Bradley voit dans cet héritage philosophique une évidente continuité avec l’immémoriale paganité celtique, antérieure à la romanisation et la christianisation des Iles Britanniques. La présence et l’immanence du divin, la sacralité de la Terre étaient déjà des traits caractéristiques de ce paganisme de la frange extrême-occidentale et atlantique de notre Continent. Ensuite, cette vision celtique du monde donne une place prépondérante à l’imagination, à la libre imagination des hommes, corollaire évident de leur libre volonté, de leur liberté de façonner et d’appréhender le monde selon un mode qui leur est à chacun particulier, unique, inaliénable. Le pessimisme aigre de Paul et d’Augustin a conduit la civilisation occidentale à un manichéisme mutilant, où tout est ou bien tout noir ou bien tout blanc. Le monde celtique, avec sa libre volonté et sa forte propension à l’imagination, est un monde de couleurs, chatoyant, en un mot : polythéiste. Bradley écrit que notre monde est divisé et éclaté en catégories, tandis que le leur était holistique ; tout était en relation avec tout, tout coopérait avec tout. Nous avons perdu la disposition d’esprit que symbolise le principal motif des Celtes, le nœud, ou, pour paraphraser Alexander Carmichael :
« C’est la religiosité, païenne ou chrétienne ou combinaison des deux, qui exalte la compénétration de tout dans tout, qui accepte l’entremêlement de toutes les œuvres de la création sans exclusion, qui s’émerveille devant les imbrications, comme devant les couleurs scintillantes de l’arc-en-ciel ».
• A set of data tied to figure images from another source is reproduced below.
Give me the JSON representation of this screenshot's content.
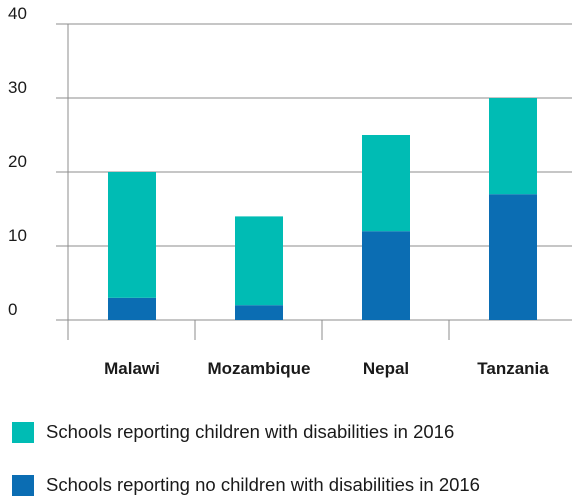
{
  "chart_data": {
    "type": "bar",
    "stacked": true,
    "categories": [
      "Malawi",
      "Mozambique",
      "Nepal",
      "Tanzania"
    ],
    "series": [
      {
        "name": "Schools reporting no children with disabilities in 2016",
        "color": "#0b6db3",
        "values": [
          3,
          2,
          12,
          17
        ]
      },
      {
        "name": "Schools reporting children with disabilities in 2016",
        "color": "#00bcb4",
        "values": [
          17,
          12,
          13,
          13
        ]
      }
    ],
    "ylim": [
      0,
      40
    ],
    "yticks": [
      "0",
      "10",
      "20",
      "30",
      "40"
    ],
    "grid": true,
    "legend_placement": "bottom"
  },
  "legend": {
    "items": [
      {
        "label": "Schools reporting children with disabilities in 2016",
        "color": "#00bcb4"
      },
      {
        "label": "Schools reporting no children with disabilities in 2016",
        "color": "#0b6db3"
      }
    ]
  }
}
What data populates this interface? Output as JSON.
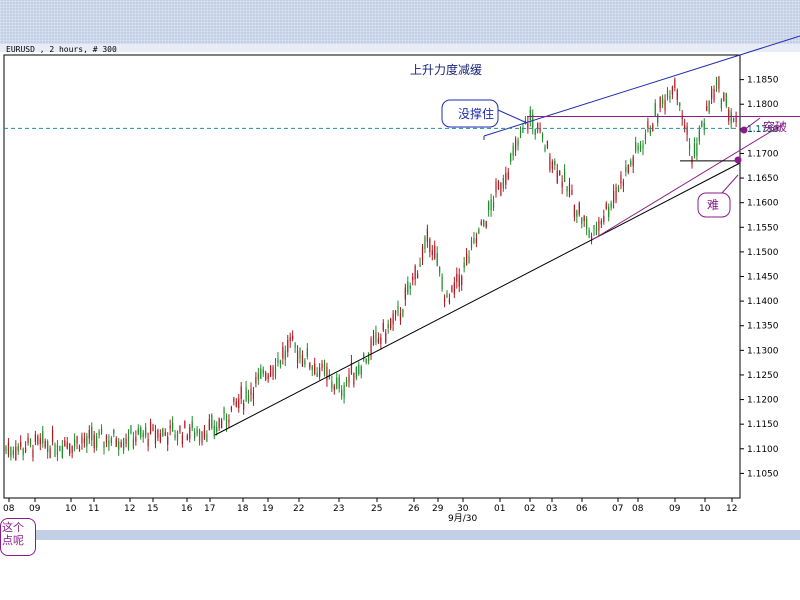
{
  "header": {
    "symbol_line": "EURUSD , 2 hours, # 300"
  },
  "annotations": {
    "title": "上升力度减缓",
    "callout_resistance": "没撑住",
    "label_breakout": "突破",
    "callout_hard": "难",
    "corner_note_line1": "这个",
    "corner_note_line2": "点呢"
  },
  "colors": {
    "bull_candle": "#1f8a2a",
    "bear_candle": "#b0171f",
    "annotation": "#8a1c8a",
    "upper_channel": "#1e2bb0",
    "support": "#000000",
    "dashed_level": "#2a9090"
  },
  "chart_data": {
    "type": "candlestick",
    "symbol": "EURUSD",
    "timeframe": "2 hours",
    "bars": 300,
    "ylim": [
      1.1,
      1.19
    ],
    "yticks": [
      1.105,
      1.11,
      1.115,
      1.12,
      1.125,
      1.13,
      1.135,
      1.14,
      1.145,
      1.15,
      1.155,
      1.16,
      1.165,
      1.17,
      1.175,
      1.18,
      1.185
    ],
    "price_marker": 1.1751,
    "xticks": [
      "08",
      "09",
      "10",
      "11",
      "12",
      "15",
      "16",
      "17",
      "18",
      "19",
      "22",
      "23",
      "25",
      "26",
      "29",
      "30",
      "01",
      "02",
      "03",
      "06",
      "07",
      "08",
      "09",
      "10",
      "12"
    ],
    "x_sublabel": "9月/30",
    "levels": [
      {
        "name": "resistance",
        "value": 1.1775
      },
      {
        "name": "dashed",
        "value": 1.1751
      },
      {
        "name": "low-shelf",
        "value": 1.1685
      }
    ],
    "key_prices": [
      {
        "label": "start",
        "value": 1.11
      },
      {
        "label": "low-1",
        "value": 1.114
      },
      {
        "label": "high-1",
        "value": 1.131
      },
      {
        "label": "low-2",
        "value": 1.122
      },
      {
        "label": "high-2",
        "value": 1.1375
      },
      {
        "label": "range-high",
        "value": 1.153
      },
      {
        "label": "range-low",
        "value": 1.139
      },
      {
        "label": "breakout-high",
        "value": 1.1775
      },
      {
        "label": "pullback-low",
        "value": 1.153
      },
      {
        "label": "peak",
        "value": 1.185
      },
      {
        "label": "dip",
        "value": 1.169
      },
      {
        "label": "peak-2",
        "value": 1.184
      },
      {
        "label": "last",
        "value": 1.1751
      }
    ]
  }
}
La triade de cette religiosité celtique est, d’après Bradley : Présence (= immanence), Poésie (= imagination), Pérégrination (= odyssée dans le monde, regard itinérant et émerveillé face aux innombrables facettes de l'univers incréé, le terme "création" étant chrétien).
L’héritage de Pélage nous force à redécouvrir, réinventer et réutiliser des concepts fluides et ondoyants pour remplacer les concepts-corsets d’une tradition sèche, sans relief, sans couleurs. Heidegger nous avait demandé de “re-fluidifier” les concepts. Heidegger a été clair : cette re-fluidification des concepts implique un retour aux racines grecques, pré-socratiques même (Bradley dirait : au pélagianisme et à la celtitude, et nous restons ainsi dans le domaine indo-européen ; dans la Perse islamisée, pour échapper aux corsets d’un avicennisme desséché, Sohrawardi avait appelé à un retour à la sagesse avestique).
Derrida, en réclamant la déconstruction des concepts-corsets et le recours aux filons mystiques des pensées européenne, juive et arabe, a été ambigu. Chez lui et chez les terribles simplificateurs de son œuvre, déconstruction rime hélas trop souvent avec hyper-relativisme, dissolution et déliquescence, ce qui permet aux intellectuels catholiques de les accuser à bon droit de nihilisme. Pour nous Polythéistes, qui entendons dépasser le nihilisme de la modernité, les choses sont claires : toute re-fluidification et toute déconstruction impliquent un retour et un recours à des racines, grecques, celtiques ou autres, païennes et mythologiques à coup sûr. Je ne pense pas que Derrida et ses disciples parisiens aient envie de nous suivre sur ce chemin, dans ce retour au Muthos ! Tant pis s’ils s’enfoncent ainsi dans une impasse, ce n'est pas notre problème.
Quant à l'imagination, pour laquelle plaide Bradley, on sait ce qu’en ont fait les soixante-huitards, qui promettaient hier de l’incarner dans l'effervescence de la contestation et qui l'asphyxient sans pitié aujourd'hui qu'ils tiennent les rênes du pouvoir politique et médiatique… Dans les cortèges dirigés en 68 par Cohn-Bendit, personne ne songeait aux racines grecques ou celtiques. L’imagination n'était qu’un mot, qu’un slogan, non une poésie héritée et vécue. Une fois assis dans les fauteuils de leurs ministères, ces pétitionnaires ont continué l’œuvre impie de Paul et d’Augustin, instaurant la plus subtile des tyrannies qu'ait connue l’histoire. Sans racines, point de salut.
► Detlev Baumann (pseud. RS), Antaïos n°14, 1999.